Another thing to keep in mind is that a 200m depth rating on a 10-year-old watch does not guarantee any protection against water ingress unless it has been water tested. This is because the rubber seals tend to dry out and get damaged as years go by. Most manufacturers suggest having the seals checked over or replaced every couple of years.
For the reasons mentioned above, and quite understandably so, most collectors tend to leave the pride and joy of their stables locked inside the safebox when going away. Instead, they opt to call on the services of some affordable, quality pieces. The term commonly used for these little comrades is Summer Watch.
What are some applicable criteria when choosing a holiday watch?
Water resistant rating: at least 100m
Screw down crown
Decent, accurate movement
Colour Scheme. Because let’s face it its summer!
Had you asked me two years ago these two would be my ideal choices for a summer watch. The Tudor submariner was hovering around the £2k mark, which might seem a bit high, but you get all the advantages of the legendary oyster case and Rolex build quality. The Lorenz is a gorgeous, Lemania 5100 based chronograph with an amazing reverse panda dial and could be found for around £700-£800. Both these examples were also produced with gorgeous blue dials and bezels, which look absolutely amazing under bright summer light! As with everything vintage and neo-vintage prices have now increased for both watches with the some of the Tudor fast approaching the £4k mark and with the Lorenz examples already commanding £1500. That is if you can actually find them for sale with the black dialed versions popping up from time to time and with the blue ones being rarer than hen’s teeth.
A friend recently purchased a gorgeous Omega Seamester 300 built by service parts.
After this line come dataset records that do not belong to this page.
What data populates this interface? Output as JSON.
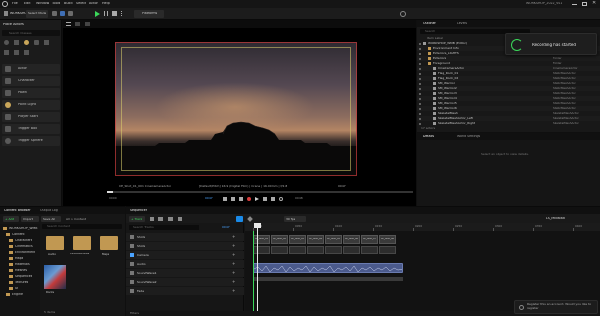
{
  "titlebar": {
    "project": "WORKSHOP_WMB",
    "menu": [
      "File",
      "Edit",
      "Window",
      "Tools",
      "Build",
      "Select",
      "Actor",
      "Help"
    ],
    "right_info": "WORKSHOP_2022_VS1"
  },
  "toolbar": {
    "select_mode": "Select Mode",
    "platforms": "Platforms"
  },
  "place_actors": {
    "title": "Place Actors",
    "search_placeholder": "Search Classes",
    "items": [
      "Actor",
      "Character",
      "Pawn",
      "Point Light",
      "Player Start",
      "Trigger Box",
      "Trigger Sphere"
    ]
  },
  "viewport": {
    "hud_left": "CE_Shot_01_001 CineCameraActor",
    "hud_mid": "[Default/Pitch] 16:9 (Digital Film) | Crane | 16.00mm | f/2.8",
    "hud_right": "0047",
    "timeline_left": "0000",
    "timeline_mid": "0047",
    "timeline_right": "0048"
  },
  "outliner": {
    "tabs": [
      "Outliner",
      "Levels"
    ],
    "search_placeholder": "Search",
    "col_label": "Item Label",
    "col_type": "Type",
    "items": [
      {
        "label": "WORKSHOP_WMB (Editor)",
        "type": "World",
        "indent": 0
      },
      {
        "label": "Environment Info",
        "type": "Folder",
        "indent": 1
      },
      {
        "label": "Exteriors_LIGHTS",
        "type": "Folder",
        "indent": 1
      },
      {
        "label": "Exteriors",
        "type": "Folder",
        "indent": 1
      },
      {
        "label": "Foreground",
        "type": "Folder",
        "indent": 1
      },
      {
        "label": "CineCameraActor",
        "type": "CineCameraActor",
        "indent": 2
      },
      {
        "label": "Flag_Rock_01",
        "type": "StaticMeshActor",
        "indent": 2
      },
      {
        "label": "Flag_Rock_02",
        "type": "StaticMeshActor",
        "indent": 2
      },
      {
        "label": "SM_Warrior",
        "type": "StaticMeshActor",
        "indent": 2
      },
      {
        "label": "SM_Warrior2",
        "type": "StaticMeshActor",
        "indent": 2
      },
      {
        "label": "SM_Warrior3",
        "type": "StaticMeshActor",
        "indent": 2
      },
      {
        "label": "SM_Warrior4",
        "type": "StaticMeshActor",
        "indent": 2
      },
      {
        "label": "SM_Warrior5",
        "type": "StaticMeshActor",
        "indent": 2
      },
      {
        "label": "SM_Warrior6",
        "type": "StaticMeshActor",
        "indent": 2
      },
      {
        "label": "SkeletalMesh",
        "type": "SkeletalMeshActor",
        "indent": 2
      },
      {
        "label": "SkeletalMeshActor_Left",
        "type": "SkeletalMeshActor",
        "indent": 2
      },
      {
        "label": "SkeletalMeshActor_Right",
        "type": "SkeletalMeshActor",
        "indent": 2
      }
    ],
    "footer": "17 actors"
  },
  "details": {
    "tabs": [
      "Details",
      "World Settings"
    ],
    "empty_text": "Select an object to view details."
  },
  "toast": {
    "text": "Recording has started"
  },
  "content_browser": {
    "tabs": [
      "Content Browser",
      "Output Log"
    ],
    "add_label": "+ Add",
    "import_label": "Import",
    "save_all_label": "Save All",
    "breadcrumb": "All > Content",
    "search_placeholder": "Search Content",
    "tree": [
      "WORKSHOP_WMB",
      "Content",
      "Characters",
      "Cinematics",
      "Environment",
      "Maps",
      "Materials",
      "Meshes",
      "Sequences",
      "Textures",
      "UI",
      "Engine"
    ],
    "assets": [
      "Audio",
      "CinematicMats",
      "Maps",
      "Rocks",
      "Sequence01"
    ],
    "footer": "5 items"
  },
  "sequencer": {
    "tab": "Sequencer",
    "track_btn": "+ Track",
    "filter_placeholder": "Search Tracks",
    "fps": "30 fps",
    "sequence_name": "LS_Mkxstad",
    "tracks": [
      "Shots",
      "Shots",
      "Camera",
      "Audio",
      "SoundWave1",
      "SoundWave2",
      "Fade"
    ],
    "time_start": "0000",
    "time_end": "0450",
    "playhead": "0047",
    "ruler_labels": [
      "0000",
      "0050",
      "0100",
      "0150",
      "0200",
      "0250",
      "0300",
      "0350",
      "0400"
    ],
    "clips": [
      "CE_Shot_01",
      "CE_Shot_02",
      "CE_Shot_03",
      "CE_Shot_04",
      "CE_Shot_05",
      "CE_Shot_06",
      "CE_Shot_07",
      "CE_Shot_08"
    ],
    "footer": "Filters"
  },
  "notification": {
    "text": "Register this an account. Would you like to register"
  },
  "colors": {
    "accent": "#1a8ae8",
    "record_green": "#3bd85a",
    "playhead": "#e8e8e8",
    "audio": "#5a6aa0",
    "folder": "#c19852"
  }
}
In the past, Omega did not have a very restrictive policy regarding spares so companies like WatchCo would purchase new dials, hands, bezels, crystals and cases and would pair them with a vintage movement. The result being a vintage Seamaster 300 from the 60’s with modern functionality. Again, these were around £1200 a few years back but are now commanding more than £3000.
Thankfully, some modern alternatives seem to fit the bill perfectly.
The SEIKO PADI diver is a great watch! A timeless steel case, a reliable automatic movement, a nice bracelet, hard mineral crystal, screw down crown and 200m water resistance guarantee that the watch will survive most situations. The amazing blue dial and a pepsi bezel make it an ideal summer watch.
For a few pounds more someone could opt for a Squale 1521 Satinato. Squale has a long heritage as a case manufacturer for glorious models of the past such as the Blancpain Bund, one of the first diving watches offered to armed forces. The 50 atmos, utilizes the same case shape and employees a beautiful blue bezel and dial. Coupled with a reliable ETA 2824 Swiss movement and 500m of water resistance is a great beach companion.